You might have lost a battle, but you will not lose the war—not until you give up on yourself
3. Go back to your why
This is the moment when you can either decide to go on fighting or give up; it is the peak of the climb. If you can crest this, you will win the fight. Remind yourself why you are doing this. Ask yourself what you would gain from this change. Face the alternative of what you would lose if you don’t change. Return to square one and repeat everything that motivated you to take up this change in the first place. Visualise the future, ask your supporters for help, stand tall on your convictions. Take that first step, again and again.

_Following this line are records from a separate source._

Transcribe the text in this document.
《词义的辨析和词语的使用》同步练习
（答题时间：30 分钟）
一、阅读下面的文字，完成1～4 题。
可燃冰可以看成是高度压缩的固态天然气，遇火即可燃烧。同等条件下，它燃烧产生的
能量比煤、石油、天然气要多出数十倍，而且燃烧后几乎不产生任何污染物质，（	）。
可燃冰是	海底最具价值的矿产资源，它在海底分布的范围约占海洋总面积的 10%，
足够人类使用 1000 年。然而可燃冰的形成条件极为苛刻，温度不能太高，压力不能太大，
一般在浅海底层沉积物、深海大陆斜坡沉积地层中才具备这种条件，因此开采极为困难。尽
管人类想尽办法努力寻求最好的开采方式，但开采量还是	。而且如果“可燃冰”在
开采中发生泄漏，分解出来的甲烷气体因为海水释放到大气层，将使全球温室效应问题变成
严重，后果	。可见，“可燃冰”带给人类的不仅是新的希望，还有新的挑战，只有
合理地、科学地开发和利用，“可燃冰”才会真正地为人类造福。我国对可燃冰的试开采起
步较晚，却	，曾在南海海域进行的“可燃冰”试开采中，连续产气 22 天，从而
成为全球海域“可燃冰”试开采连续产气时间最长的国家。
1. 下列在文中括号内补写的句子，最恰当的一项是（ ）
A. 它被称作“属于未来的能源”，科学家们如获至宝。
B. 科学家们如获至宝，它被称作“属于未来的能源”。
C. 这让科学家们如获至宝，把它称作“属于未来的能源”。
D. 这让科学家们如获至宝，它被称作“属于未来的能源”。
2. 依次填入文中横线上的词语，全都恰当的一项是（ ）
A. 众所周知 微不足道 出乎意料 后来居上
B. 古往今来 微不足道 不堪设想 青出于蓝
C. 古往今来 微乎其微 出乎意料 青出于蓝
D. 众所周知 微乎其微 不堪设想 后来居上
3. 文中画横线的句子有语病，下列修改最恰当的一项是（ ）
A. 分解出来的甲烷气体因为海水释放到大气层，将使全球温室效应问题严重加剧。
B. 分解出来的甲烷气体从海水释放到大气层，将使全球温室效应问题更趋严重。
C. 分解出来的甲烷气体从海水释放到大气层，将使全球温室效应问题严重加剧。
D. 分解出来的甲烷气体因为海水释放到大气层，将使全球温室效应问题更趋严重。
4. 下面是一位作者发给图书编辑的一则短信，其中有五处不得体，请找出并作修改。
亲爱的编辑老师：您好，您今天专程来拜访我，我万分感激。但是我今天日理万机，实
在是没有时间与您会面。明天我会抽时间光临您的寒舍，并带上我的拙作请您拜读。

4. Celebrate your successes, accept your losses
If you succeeded, you beat inertia! This is a big deal. There is no bigger opponent to change. Each win provides the energy for more wins and tide you over your losses. If you lost, try again. So what if you lost this time? You gained more information about yourself and your opponent. Knowledge is power and persistence is the foundation of sustained change. You might have lost a battle, but you will not lose the war—not until you give up on yourself.
Persistence is the key
Inertia is a tough opponent, and a very patient one. It will look for opportunities to strike again and again. It will not be one big fight which will decide everything. It will be a series of small skirmishes that will keep hitting you when you are at your lowest. But just as resistance can wear you down, you too can wear it down by persisting. Over time, as its hold weakens, you will find yourself less and less in need of external motivation, because you would be now habituated to your new lifestyle. And one day, what was once a change will become a new and positive way of life.